No assumptions. No shortcuts. 

Documentation Elements for ICD 10 Epilepsy

Documentation Element Purpose
Diagnosis statement Confirms that epilepsy has been formally diagnosed
Seizure history Demonstrates ongoing or recurrent seizure activity
Care plan Supports continued treatment, monitoring, and follow-up
Specificity (focal vs. generalized) Required to code beyond unspecified epilepsy (G40.9)

Clear documentation supports accurate ICD 10 Epilepsy coding, reduces review risk, and helps protect reimbursement over time. 

2026 ICD 10 Epilepsy Coding Updates

As of 2026, the G40 category remains the correct coding range for ICD 10 Epilepsy. There are no major structural changes to the epilepsy codes themselves. What has changed is how CMS and the AMA expect these codes to be supported in documentation, especially in digital and remote care settings. 

Increased focus on the intractable status

In 2026, reviewers are paying closer attention to epilepsy coded as intractable. Providers are expected to document which anti-epileptic medications were tried, how long they were used, and why they failed. Without this detail, intractable epilepsy codes may not hold up during review.

Social determinants of health documentation

There is growing emphasis on linking ICD 10 Epilepsy with Social Determinants of Health when they affect seizure control. Issues such as difficulty accessing medication, transportation barriers, or unstable housing should be documented when relevant. This helps explain why epilepsy may remain uncontrolled despite treatment. 

Telehealth documentation expectations

For neurology visits performed through telehealth, 2026 guidance stresses that diagnostic detail must still be present. Even when seizures are not observed in person, documentation should clearly describe seizure type based on patient history. Loss of specificity during telehealth visits is a common review risk.

Why this matters now

These updates reflect how epilepsy claims are reviewed today. Accurate coding in 2026 depends less on new codes and more on clear, complete documentation that explains severity, treatment response, and ongoing risk.

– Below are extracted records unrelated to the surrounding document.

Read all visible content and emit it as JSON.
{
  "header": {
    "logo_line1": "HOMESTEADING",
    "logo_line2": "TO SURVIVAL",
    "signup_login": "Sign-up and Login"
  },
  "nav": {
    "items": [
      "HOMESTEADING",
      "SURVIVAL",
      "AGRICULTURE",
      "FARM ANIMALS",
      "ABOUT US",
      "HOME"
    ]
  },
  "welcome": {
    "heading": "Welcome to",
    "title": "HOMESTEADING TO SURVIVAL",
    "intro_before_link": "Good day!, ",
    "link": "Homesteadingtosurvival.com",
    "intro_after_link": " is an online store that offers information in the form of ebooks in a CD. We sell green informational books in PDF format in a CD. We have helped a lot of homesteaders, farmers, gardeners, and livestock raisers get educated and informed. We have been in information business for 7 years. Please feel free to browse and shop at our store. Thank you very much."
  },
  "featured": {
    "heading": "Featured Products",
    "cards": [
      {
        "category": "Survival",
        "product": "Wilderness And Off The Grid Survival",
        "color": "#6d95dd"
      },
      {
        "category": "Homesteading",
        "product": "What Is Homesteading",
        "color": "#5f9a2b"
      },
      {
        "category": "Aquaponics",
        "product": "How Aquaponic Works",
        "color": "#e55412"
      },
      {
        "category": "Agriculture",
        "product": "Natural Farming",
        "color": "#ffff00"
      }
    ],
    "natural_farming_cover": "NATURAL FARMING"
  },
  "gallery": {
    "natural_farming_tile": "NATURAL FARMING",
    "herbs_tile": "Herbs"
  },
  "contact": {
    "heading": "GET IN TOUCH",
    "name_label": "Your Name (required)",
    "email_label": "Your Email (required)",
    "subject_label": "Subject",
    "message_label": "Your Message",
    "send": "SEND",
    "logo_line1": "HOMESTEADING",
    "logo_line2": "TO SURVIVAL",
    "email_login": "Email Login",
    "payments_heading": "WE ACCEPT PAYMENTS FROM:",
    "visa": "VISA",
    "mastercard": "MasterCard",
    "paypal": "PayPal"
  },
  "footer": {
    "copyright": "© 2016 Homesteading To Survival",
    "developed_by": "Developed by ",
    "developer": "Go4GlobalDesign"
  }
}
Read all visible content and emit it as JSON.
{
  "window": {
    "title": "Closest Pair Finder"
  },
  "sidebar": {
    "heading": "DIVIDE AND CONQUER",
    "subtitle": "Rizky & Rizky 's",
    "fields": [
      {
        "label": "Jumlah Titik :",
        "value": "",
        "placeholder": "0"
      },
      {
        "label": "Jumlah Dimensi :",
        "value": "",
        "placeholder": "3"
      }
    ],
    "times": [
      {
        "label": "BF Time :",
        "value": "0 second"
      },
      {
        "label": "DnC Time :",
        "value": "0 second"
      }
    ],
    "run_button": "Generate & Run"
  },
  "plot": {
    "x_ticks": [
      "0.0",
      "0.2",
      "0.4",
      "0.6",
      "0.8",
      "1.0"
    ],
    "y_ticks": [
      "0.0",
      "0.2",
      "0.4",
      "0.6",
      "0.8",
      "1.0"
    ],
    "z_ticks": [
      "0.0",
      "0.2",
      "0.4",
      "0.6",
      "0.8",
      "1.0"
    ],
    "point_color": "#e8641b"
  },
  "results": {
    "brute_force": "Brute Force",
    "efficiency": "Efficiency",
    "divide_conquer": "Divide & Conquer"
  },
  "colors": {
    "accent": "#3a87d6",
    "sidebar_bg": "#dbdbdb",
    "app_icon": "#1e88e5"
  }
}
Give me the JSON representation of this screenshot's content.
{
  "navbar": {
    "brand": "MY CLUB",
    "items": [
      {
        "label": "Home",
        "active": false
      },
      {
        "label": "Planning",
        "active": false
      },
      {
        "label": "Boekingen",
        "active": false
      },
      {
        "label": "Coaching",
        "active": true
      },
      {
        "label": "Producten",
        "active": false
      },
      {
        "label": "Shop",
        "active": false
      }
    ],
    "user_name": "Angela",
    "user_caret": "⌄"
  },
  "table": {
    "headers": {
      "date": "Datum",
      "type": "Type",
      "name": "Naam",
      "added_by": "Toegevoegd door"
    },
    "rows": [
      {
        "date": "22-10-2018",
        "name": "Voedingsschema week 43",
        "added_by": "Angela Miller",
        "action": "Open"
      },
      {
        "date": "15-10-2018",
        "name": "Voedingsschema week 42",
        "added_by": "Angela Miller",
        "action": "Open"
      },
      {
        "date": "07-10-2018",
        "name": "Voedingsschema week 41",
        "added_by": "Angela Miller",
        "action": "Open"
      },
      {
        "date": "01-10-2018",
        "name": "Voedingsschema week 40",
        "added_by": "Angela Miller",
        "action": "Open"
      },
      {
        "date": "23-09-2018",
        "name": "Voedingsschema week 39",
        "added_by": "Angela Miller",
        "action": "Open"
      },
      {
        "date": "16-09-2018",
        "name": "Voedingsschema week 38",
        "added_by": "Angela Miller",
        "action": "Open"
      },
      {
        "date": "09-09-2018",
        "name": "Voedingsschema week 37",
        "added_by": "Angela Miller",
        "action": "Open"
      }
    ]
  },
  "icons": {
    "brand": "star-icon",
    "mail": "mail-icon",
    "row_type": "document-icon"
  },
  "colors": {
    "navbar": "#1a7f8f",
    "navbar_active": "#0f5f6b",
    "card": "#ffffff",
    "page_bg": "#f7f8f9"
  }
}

What Are the Key Takeaways for ICD 10 Epilepsy Coding?

Epilepsy must be clearly stated and supported in the medical record before epilepsy codes are used. 

Key takeaways 

  • Code epilepsy only when the provider clearly diagnoses it 
  • Use the G40 category to reflect epilepsy as a chronic condition 
  • Start with unspecified codes only when details are not yet available 
  • Move to specific codes once seizure type is documented 
  • Do not continue seizure symptom codes after epilepsy is confirmed 
  • Ensure documentation supports ongoing care and follow-up 

Following these principles keeps coding consistent with CMS expectations and AMA guidance. When ICD 10 Epilepsy coding matches the clinical record, the claims process is faster, audit risk decreases, and reimbursement remains protected. 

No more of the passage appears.